「天哪!」莎拉惊呼。
「女士们先生们,来自遥远的扬子江月光之滨,我们有幸为您献上致命的中国蜘蛛飞人。」
随着女人说着蹩脚的英文,身缠红色绸布的小个子男人从天而降,他灵活地运用自己的身体在空中作出各种危险的动作,惊得观众们连连喝彩,而只有伊莎贝拉注意到,夏洛克偷偷溜进了舞台后台。
「你看到了吗?」华生讚嘆,「真不可思议!」
「天啊,他是怎么做到的?在空中飞来飞去?」莎拉惊呼道。
在空中上下飞舞的小个子男人灵活地顺着红丝绸腾空而起,伊莎贝拉脑子里突然想起夏洛克说的那个会飞檐走壁的杀手。
「啊!夏洛克!」茉莉大惊失色。
只见本应该在台下的夏洛克一个翻滚,扯开了后台的红幕布,头戴恐怖面具的人紧追不舍,提着刀往他身上砍去。
华生一个箭步冲了上去,他狠狠推开面具人,却被对方抬脚踢开,还是莎拉勇敢地拿起地上的木棍往那人头上猛烈地敲了几下,才让夏洛克脱困。

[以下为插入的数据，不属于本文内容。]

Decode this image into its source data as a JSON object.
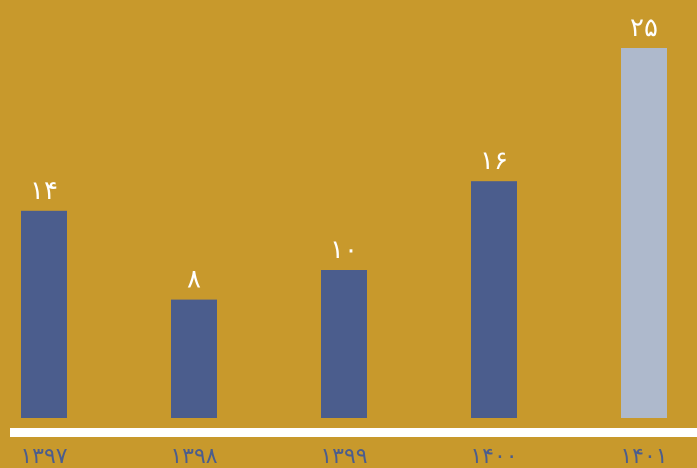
{
  "colors": {
    "background": "#C8992C",
    "bar": "#4B5D8D",
    "bar_highlight": "#AEB9CC",
    "baseline": "#FFFFFF",
    "value_label": "#FFFFFF",
    "category_label": "#4B5D8D"
  },
  "chart_data": {
    "type": "bar",
    "categories": [
      "۱۳۹۷",
      "۱۳۹۸",
      "۱۳۹۹",
      "۱۴۰۰",
      "۱۴۰۱"
    ],
    "values": [
      14,
      8,
      10,
      16,
      25
    ],
    "value_labels": [
      "۱۴",
      "۸",
      "۱۰",
      "۱۶",
      "۲۵"
    ],
    "highlight_index": 4,
    "ylim": [
      0,
      25
    ],
    "grid": false,
    "legend": "none",
    "title": "",
    "xlabel": "",
    "ylabel": ""
  }
}
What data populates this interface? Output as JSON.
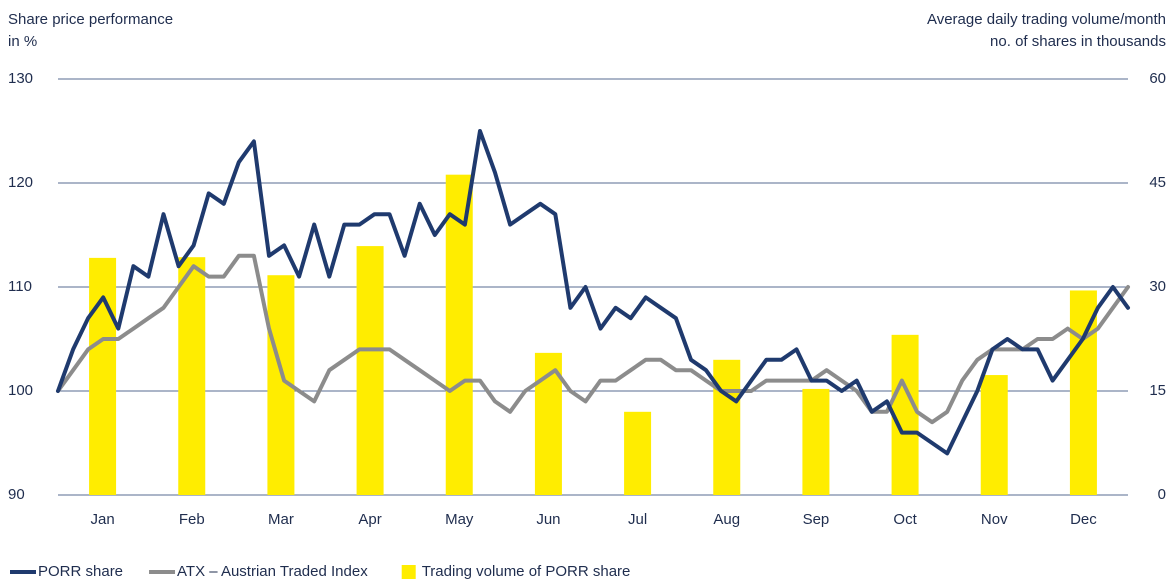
{
  "chart_data": [
    {
      "type": "line",
      "y_label": [
        "Share price performance",
        "in %"
      ],
      "ylim": [
        90,
        130
      ],
      "yticks": [
        90,
        100,
        110,
        120,
        130
      ],
      "grid": true,
      "series": [
        {
          "name": "PORR share",
          "color": "#1f3a6e",
          "values": [
            100,
            104,
            107,
            109,
            106,
            112,
            111,
            117,
            112,
            114,
            119,
            118,
            122,
            124,
            113,
            114,
            111,
            116,
            111,
            116,
            116,
            117,
            117,
            113,
            118,
            115,
            117,
            116,
            125,
            121,
            116,
            117,
            118,
            117,
            108,
            110,
            106,
            108,
            107,
            109,
            108,
            107,
            103,
            102,
            100,
            99,
            101,
            103,
            103,
            104,
            101,
            101,
            100,
            101,
            98,
            99,
            96,
            96,
            95,
            94,
            97,
            100,
            104,
            105,
            104,
            104,
            101,
            103,
            105,
            108,
            110,
            108
          ]
        },
        {
          "name": "ATX – Austrian Traded Index",
          "color": "#8c8c8c",
          "values": [
            100,
            102,
            104,
            105,
            105,
            106,
            107,
            108,
            110,
            112,
            111,
            111,
            113,
            113,
            106,
            101,
            100,
            99,
            102,
            103,
            104,
            104,
            104,
            103,
            102,
            101,
            100,
            101,
            101,
            99,
            98,
            100,
            101,
            102,
            100,
            99,
            101,
            101,
            102,
            103,
            103,
            102,
            102,
            101,
            100,
            100,
            100,
            101,
            101,
            101,
            101,
            102,
            101,
            100,
            98,
            98,
            101,
            98,
            97,
            98,
            101,
            103,
            104,
            104,
            104,
            105,
            105,
            106,
            105,
            106,
            108,
            110
          ]
        }
      ]
    },
    {
      "type": "bar",
      "y2_label": [
        "Average daily trading volume/month",
        "no. of shares in thousands"
      ],
      "categories": [
        "Jan",
        "Feb",
        "Mar",
        "Apr",
        "May",
        "Jun",
        "Jul",
        "Aug",
        "Sep",
        "Oct",
        "Nov",
        "Dec"
      ],
      "y2lim": [
        0,
        60
      ],
      "y2ticks": [
        0,
        15,
        30,
        45,
        60
      ],
      "series": [
        {
          "name": "Trading volume of PORR share",
          "color": "#ffed00",
          "axis": "y2",
          "values": [
            34.2,
            34.3,
            31.7,
            35.9,
            46.2,
            20.5,
            12.0,
            19.5,
            15.3,
            23.1,
            17.3,
            29.5
          ]
        }
      ]
    }
  ]
}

见状,那位本该表演的「空中蜘蛛人」先生也翻手一跃,向夏洛克身后奔来。
「站在那别动。」
伊莎贝拉手里握着小巧的格丨洛克43手丨枪,枪口正对小个子男人的眉心。
「干得漂亮,伊莎贝拉,我们快走!」
夏洛克顺势揭开奇怪面具人的布鞋,脚后跟处一朵邪异的黑莲花暴露了出来。
「那是什么?」伊莎贝拉跟随着众人从剧院逃出来,「对了,我开了车过来,但是只能带一个人。」
「是黑莲会,那个走私团伙,」夏洛克说完招招手叫下一辆计程车,「Taxi——」
「呃,你和茉莉先走吧,剩下的事交给夏洛克,他肯定知道怎么做。」华生露出一个苦笑,又侧头去安慰身边惊魂未定的女伴。
……
「就到这里吧,谢谢你,伊莎贝拉。」
如火一般瞩目的大红色跑车剎车制动声令人牙酸,伊莎贝拉按照茉莉家的住址把她送到家门口,这辆跑车虽然和之前那辆颜色别无二致,但从外形来看,这明显是法拉利今年才出的最新款。
「希望你今晚没有被吓到。」伊莎贝拉无奈地说道。
「不,提议去看马戏表演的是我,我很抱歉……」茉莉内疚极了。
「我并不觉得如何,当我们见到夏洛克的时候,这场表演就註定不会平淡结束,不是吗?」伊莎贝拉略带调侃地说道,她想减轻一些茉莉的自责。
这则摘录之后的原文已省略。